- Born: Ilya Ilyich Traber September 8, 1950 (age 75) Omsk, USSR
- Occupations: Businessman, Gangster, member of Tambov Gang

= Ilya Traber =

Russian criminal (born 1956)

Ilya Ilyich Traber is a Russian businessman and antiques dealer. He is said to have close ties to the Russian mafia and to be a personal friend of President Vladimir Putin. He was named as one of the leaders of the Tambov gang, which dominated organized crime in Saint Petersburg in the 1990s.

== Biography ==
Traber is a native of Omsk and graduated from the Higher Naval School in the city of Sevastopol in Crimea. He served in the Navy of the Soviet Armed Forces in the submarine fleet and reached the rank of lieutenant. He was also a member of the Communist Party of the Soviet Union. In 1980, he left the military and went to Leningrad, where he first worked as a bartender in a beer bar and later entered the antiques trade, which is why he was later nicknamed “the Antiquary”. After the collapse of the Soviet Union, Traber was granted a monopoly on the antiques trade by the city of Saint Petersburg in 1991, which allowed him to achieve great wealth. He established close contacts in local politics and is said to have introduced Putin to Anatoly Sobchak, who later became mayor of Saint Petersburg.

His wealth enabled Traber to establish a number of other businesses and to enter the oil trade. Traber is said to have acted as the “accountant” for the Tambov gang during this time, which gained control of the port of St. Petersburg through violence and contract killings, with the support of Putin, who was working for Mayor Sobchak. Traber is said to have acted as an intermediary between the mafia and politics. At Putin's request, Traber appointed Putin's protégé Alexei Miller as port manager. Drugs are said to have been smuggled through the port in the 1990s and 2000s. Putin was responsible for the city's foreign trade during this period and in 1994 granted the Tambov gang a license to supply the city with petroleum products. In 1996, he is said to have received four percent of the profits after he had given control of the oil supply at Pulkovo Airport to members of the Tambov gang. As a good friend of Putin, Traber was the only member of the Tambov gang with whom Putin showed himself openly. Traber was a guest of honor at Putin's birthday parties at least between 2004 and 2016, even after Putin became prime minister of Russia in 1999.
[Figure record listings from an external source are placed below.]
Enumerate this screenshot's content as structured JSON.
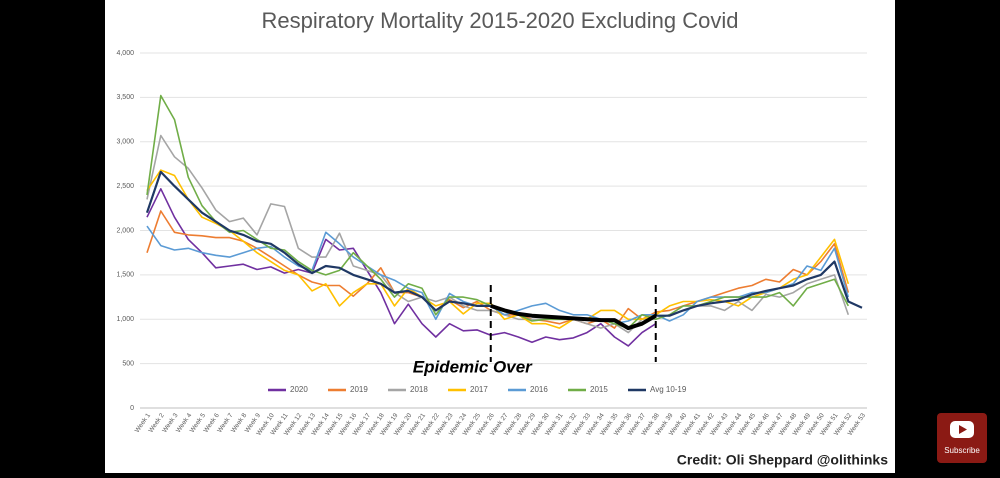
{
  "chart_data": {
    "type": "line",
    "title": "Respiratory Mortality 2015-2020 Excluding Covid",
    "categories": [
      "Week 1",
      "Week 2",
      "Week 3",
      "Week 4",
      "Week 5",
      "Week 6",
      "Week 7",
      "Week 8",
      "Week 9",
      "Week 10",
      "Week 11",
      "Week 12",
      "Week 13",
      "Week 14",
      "Week 15",
      "Week 16",
      "Week 17",
      "Week 18",
      "Week 19",
      "Week 20",
      "Week 21",
      "Week 22",
      "Week 23",
      "Week 24",
      "Week 25",
      "Week 26",
      "Week 27",
      "Week 28",
      "Week 29",
      "Week 30",
      "Week 31",
      "Week 32",
      "Week 33",
      "Week 34",
      "Week 35",
      "Week 36",
      "Week 37",
      "Week 38",
      "Week 39",
      "Week 40",
      "Week 41",
      "Week 42",
      "Week 43",
      "Week 44",
      "Week 45",
      "Week 46",
      "Week 47",
      "Week 48",
      "Week 49",
      "Week 50",
      "Week 51",
      "Week 52",
      "Week 53"
    ],
    "series": [
      {
        "name": "2020",
        "color": "#7030a0",
        "values": [
          2150,
          2470,
          2150,
          1900,
          1750,
          1580,
          1600,
          1620,
          1560,
          1590,
          1520,
          1560,
          1520,
          1900,
          1780,
          1800,
          1550,
          1300,
          950,
          1170,
          950,
          800,
          950,
          870,
          880,
          820,
          850,
          800,
          740,
          800,
          770,
          790,
          850,
          950,
          800,
          700,
          850,
          950,
          null,
          null,
          null,
          null,
          null,
          null,
          null,
          null,
          null,
          null,
          null,
          null,
          null,
          null,
          null
        ]
      },
      {
        "name": "2019",
        "color": "#ed7d31",
        "values": [
          1750,
          2220,
          1980,
          1950,
          1940,
          1920,
          1920,
          1880,
          1800,
          1700,
          1600,
          1500,
          1420,
          1380,
          1380,
          1260,
          1400,
          1580,
          1300,
          1300,
          1250,
          1100,
          1220,
          1130,
          1200,
          1100,
          1050,
          1050,
          1000,
          980,
          950,
          1000,
          950,
          1000,
          900,
          1120,
          1000,
          1080,
          1100,
          1150,
          1200,
          1250,
          1300,
          1350,
          1380,
          1450,
          1420,
          1560,
          1500,
          1650,
          1850,
          1300,
          null
        ]
      },
      {
        "name": "2018",
        "color": "#a5a5a5",
        "values": [
          2350,
          3070,
          2830,
          2700,
          2480,
          2230,
          2100,
          2140,
          1950,
          2300,
          2270,
          1800,
          1700,
          1700,
          1970,
          1600,
          1550,
          1500,
          1300,
          1200,
          1250,
          1200,
          1250,
          1150,
          1100,
          1100,
          1050,
          1000,
          1000,
          1000,
          1000,
          1000,
          950,
          900,
          950,
          850,
          1000,
          1000,
          1050,
          1100,
          1150,
          1150,
          1100,
          1200,
          1100,
          1280,
          1250,
          1300,
          1400,
          1450,
          1500,
          1050,
          null
        ]
      },
      {
        "name": "2017",
        "color": "#ffc000",
        "values": [
          2450,
          2680,
          2620,
          2350,
          2150,
          2080,
          2000,
          1880,
          1750,
          1650,
          1550,
          1500,
          1320,
          1400,
          1150,
          1300,
          1400,
          1400,
          1150,
          1350,
          1250,
          1150,
          1200,
          1060,
          1180,
          1180,
          1000,
          1050,
          950,
          950,
          900,
          1000,
          1000,
          1100,
          1100,
          1000,
          1000,
          1050,
          1150,
          1200,
          1200,
          1220,
          1200,
          1150,
          1250,
          1300,
          1350,
          1450,
          1500,
          1700,
          1900,
          1400,
          null
        ]
      },
      {
        "name": "2016",
        "color": "#5b9bd5",
        "values": [
          2050,
          1830,
          1780,
          1800,
          1750,
          1720,
          1700,
          1750,
          1800,
          1820,
          1700,
          1600,
          1550,
          1980,
          1850,
          1700,
          1600,
          1500,
          1440,
          1350,
          1300,
          1000,
          1290,
          1200,
          1150,
          1150,
          1050,
          1100,
          1150,
          1180,
          1100,
          1050,
          1050,
          1000,
          950,
          980,
          1050,
          1050,
          980,
          1050,
          1200,
          1250,
          1250,
          1250,
          1300,
          1300,
          1350,
          1400,
          1600,
          1550,
          1800,
          1250,
          null
        ]
      },
      {
        "name": "2015",
        "color": "#70ad47",
        "values": [
          2400,
          3520,
          3250,
          2600,
          2280,
          2100,
          1980,
          2000,
          1900,
          1800,
          1780,
          1650,
          1550,
          1500,
          1550,
          1750,
          1600,
          1450,
          1250,
          1400,
          1350,
          1050,
          1250,
          1250,
          1220,
          1150,
          1100,
          1050,
          980,
          1000,
          1000,
          1000,
          1000,
          1000,
          950,
          900,
          1050,
          1000,
          1050,
          1150,
          1150,
          1200,
          1250,
          1250,
          1250,
          1250,
          1300,
          1150,
          1350,
          1400,
          1450,
          1150,
          null
        ]
      },
      {
        "name": "Avg 10-19",
        "color": "#1f3864",
        "values": [
          2200,
          2660,
          2500,
          2350,
          2200,
          2100,
          2000,
          1950,
          1880,
          1850,
          1750,
          1620,
          1520,
          1600,
          1580,
          1500,
          1450,
          1400,
          1300,
          1320,
          1250,
          1100,
          1200,
          1180,
          1150,
          1150,
          1100,
          1060,
          1040,
          1030,
          1020,
          1010,
          1000,
          990,
          990,
          900,
          950,
          1040,
          1040,
          1100,
          1150,
          1180,
          1200,
          1220,
          1280,
          1320,
          1350,
          1380,
          1450,
          1500,
          1650,
          1200,
          1130
        ]
      }
    ],
    "ylim": [
      0,
      4000
    ],
    "yticks": [
      0,
      500,
      {
        "value": 1000,
        "label": "1,000"
      },
      {
        "value": 1500,
        "label": "1,500"
      },
      {
        "value": 2000,
        "label": "2,000"
      },
      {
        "value": 2500,
        "label": "2,500"
      },
      {
        "value": 3000,
        "label": "3,000"
      },
      {
        "value": 3500,
        "label": "3,500"
      },
      {
        "value": 4000,
        "label": "4,000"
      }
    ],
    "grid": true,
    "legend": "bottom",
    "annotation": {
      "text": "Epidemic Over",
      "from": "Week 26",
      "to": "Week 38",
      "color": "#000000"
    }
  },
  "credit": "Credit: Oli Sheppard @olithinks",
  "subscribe": "Subscribe"
}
He immigrated to Spain in the mid-1990s and also often resided in Switzerland and Monaco. In Western Europe, he built up a network of hundreds of companies that registered properties and then repeatedly sold them at increasing prices through straw companies controlled by the same individuals. The purpose of these constructs was alleged to be money laundering for the Russian mafia and individuals from Putin's inner circle. Traber fled back to Russia in 2016 when charges were brought against him and others in Spain for money laundering. According to intercepted conversations, Traber had profited from smuggling in the ports of Primorsk and Vyborg. In 2018, however, all persons, including Traber, were acquitted.

In 2019, Vladimir Kumarin, the leader of the Tambov group and a close associate of Traber, was sentenced to 24 years in prison in St. Petersburg for contract killings and organized crime. He had already been arrested for the first time in 2007, which was said to have been on Putin's orders. However, Traber remained in the Kremlin's favor even after that and continued to receive state contracts. He owns various assets in northwestern Russia and, according to his own statements, is one of the 40 richest entrepreneurs in Russia. After the start of the Russian invasion of Ukraine in 2022, Traber founded Leningradsky Frontier Foundation (Leningradsky Rubezh or Ленинградский рубеж), an organization in Saint Petersburg, which supports the Russian army in its war effort.

Traber was arrested in St. Petersburg by the FSB on June 17th, 2026 in connection to a contract killing and subsequently moved to a detention facility in Moscow. During his time in detention Traber surrendered ownership stakes in at least four major companies. Investigators dropped all charges on August 28th, 2026.